例えば、下記の事例のように、輸入後の販売に必要なことから買手が輸出国の検査機関に依頼して成分分析を行い、検査機関に費用を支払った場合、この成分分析は輸入取引の条件とはされていないので、現実支払価格を算定する場合に、この検査費用はインボイス価格に加算する必要はありません。

値引
値引後の価格が現実支払価格となる場合
下記のような、通常の取引における値引きは値引後の価格が現実支払価格となります。
- 数量値引き
- 現金値引き・前払い値引き
- 旧モデル値引き
- 季節値引き
- 代理店値引き
値引前の価格が現実支払価格となる場合
クレーム処理による相殺値引き、過去の債務の弁済のための値引き等、輸入取引において特別な理由による値引きは、現実支払価格を構成する値引とは認められず、値引前の価格が現実支払価格となります。
このような値引きは別途評価申告を行うか、又は、インボイスに値引き額を明記しておく必要があります。

現実支払価格を構成しない費用
輸入後に発生する費用は、課税価格を計算する際には取引価格から控除することが出来ます。

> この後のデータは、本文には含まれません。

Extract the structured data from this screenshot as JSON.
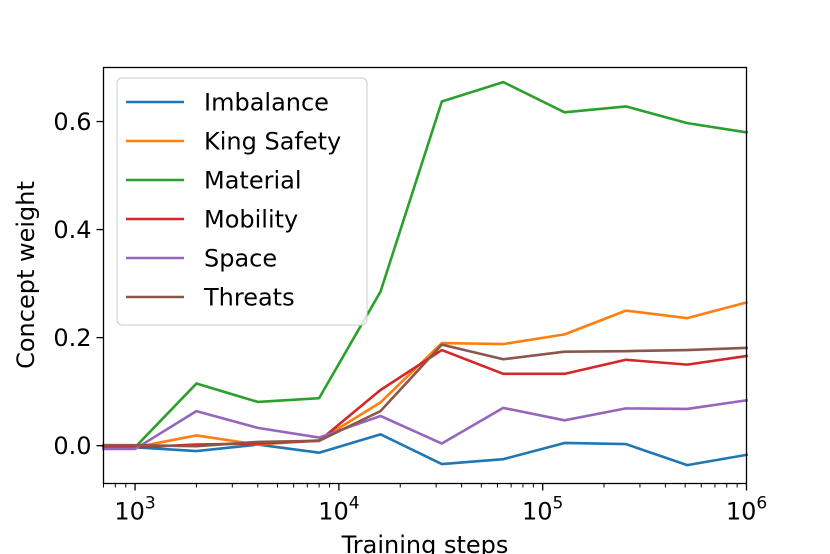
{
  "chart_data": {
    "type": "line",
    "xscale": "log",
    "xlabel": "Training steps",
    "ylabel": "Concept weight",
    "xlim": [
      700,
      1000000
    ],
    "ylim": [
      -0.07,
      0.7
    ],
    "grid": false,
    "legend_position": "upper-left",
    "x_ticks": [
      {
        "value": 1000,
        "base": "10",
        "exp": "3"
      },
      {
        "value": 10000,
        "base": "10",
        "exp": "4"
      },
      {
        "value": 100000,
        "base": "10",
        "exp": "5"
      },
      {
        "value": 1000000,
        "base": "10",
        "exp": "6"
      }
    ],
    "y_ticks": [
      {
        "value": 0.0,
        "label": "0.0"
      },
      {
        "value": 0.2,
        "label": "0.2"
      },
      {
        "value": 0.4,
        "label": "0.4"
      },
      {
        "value": 0.6,
        "label": "0.6"
      }
    ],
    "x": [
      700,
      1000,
      2000,
      4000,
      8000,
      16000,
      32000,
      64000,
      128000,
      256000,
      512000,
      1000000
    ],
    "series": [
      {
        "name": "Imbalance",
        "color": "#1f77b4",
        "values": [
          -0.003,
          -0.003,
          -0.01,
          0.002,
          -0.013,
          0.021,
          -0.034,
          -0.025,
          0.005,
          0.003,
          -0.036,
          -0.017
        ]
      },
      {
        "name": "King Safety",
        "color": "#ff7f0e",
        "values": [
          -0.003,
          -0.003,
          0.019,
          0.002,
          0.01,
          0.08,
          0.19,
          0.188,
          0.206,
          0.25,
          0.236,
          0.265
        ]
      },
      {
        "name": "Material",
        "color": "#2ca02c",
        "values": [
          -0.003,
          -0.003,
          0.115,
          0.081,
          0.088,
          0.285,
          0.637,
          0.673,
          0.617,
          0.628,
          0.597,
          0.58
        ]
      },
      {
        "name": "Mobility",
        "color": "#d62728",
        "values": [
          -0.003,
          -0.003,
          0.002,
          0.004,
          0.009,
          0.103,
          0.177,
          0.133,
          0.133,
          0.159,
          0.15,
          0.166
        ]
      },
      {
        "name": "Space",
        "color": "#9467bd",
        "values": [
          -0.006,
          -0.006,
          0.064,
          0.033,
          0.015,
          0.055,
          0.004,
          0.07,
          0.047,
          0.069,
          0.068,
          0.084
        ]
      },
      {
        "name": "Threats",
        "color": "#8c564b",
        "values": [
          0.001,
          0.001,
          -0.001,
          0.007,
          0.009,
          0.064,
          0.187,
          0.16,
          0.174,
          0.175,
          0.177,
          0.181
        ]
      }
    ]
  }
}
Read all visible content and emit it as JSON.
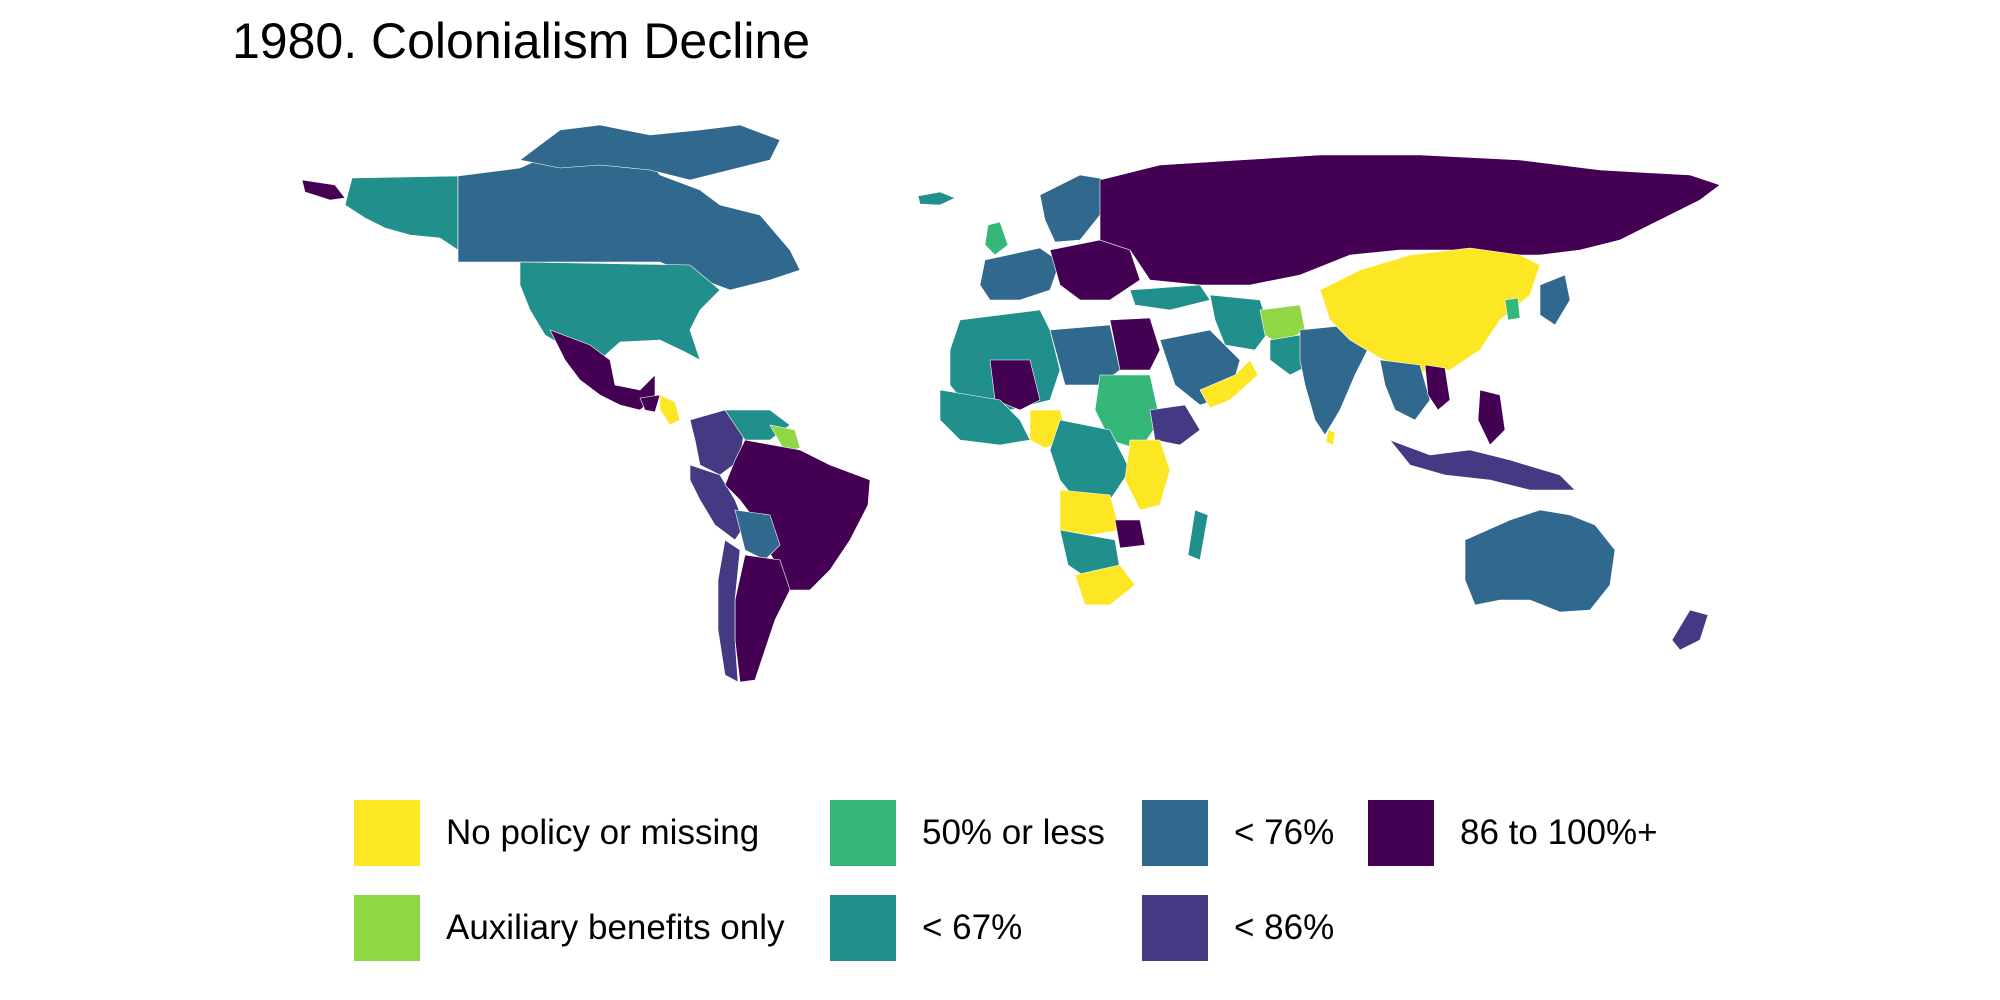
{
  "title": "1980. Colonialism Decline",
  "colors": {
    "no_policy": "#fde725",
    "auxiliary": "#8fd744",
    "le50": "#35b779",
    "lt67": "#21908c",
    "lt76": "#31688e",
    "lt86": "#443a83",
    "r86_100": "#440154"
  },
  "legend": [
    {
      "key": "no_policy",
      "label": "No policy or missing",
      "color": "#fde725"
    },
    {
      "key": "auxiliary",
      "label": "Auxiliary benefits only",
      "color": "#8fd744"
    },
    {
      "key": "le50",
      "label": "50% or less",
      "color": "#35b779"
    },
    {
      "key": "lt67",
      "label": "< 67%",
      "color": "#21908c"
    },
    {
      "key": "lt76",
      "label": "< 76%",
      "color": "#31688e"
    },
    {
      "key": "lt86",
      "label": "< 86%",
      "color": "#443a83"
    },
    {
      "key": "r86_100",
      "label": "86 to 100%+",
      "color": "#440154"
    }
  ]
}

インボイスにこれらの費用が含まれており、その費用の額を明らかにすることが出来る場合には、これらの費用を控除した価額が現実支払価格となります。
これらの費用は、例えば次のような費用です。
- 輸入貨物の輸入申告の日以後に行われる据付け、組立て、整備又は技術指導に要する役務の費用
- 輸入港到着後の運送に要する運賃、保険料その他当該運送に関連する費用
- 輸入国において課される関税その他の公課
- 輸入取引が延払条件付取引である場合における延払金利
例えばDDP取引(関税込み持込渡し)では、輸出者が負担する関税、内国消費税、輸入手続き費用、輸入港から輸入者までの国内運送費用等が、契約価格から控除することが出来ます。但し、控除する金額の明細を明らかにすることが出来る場合に限ります。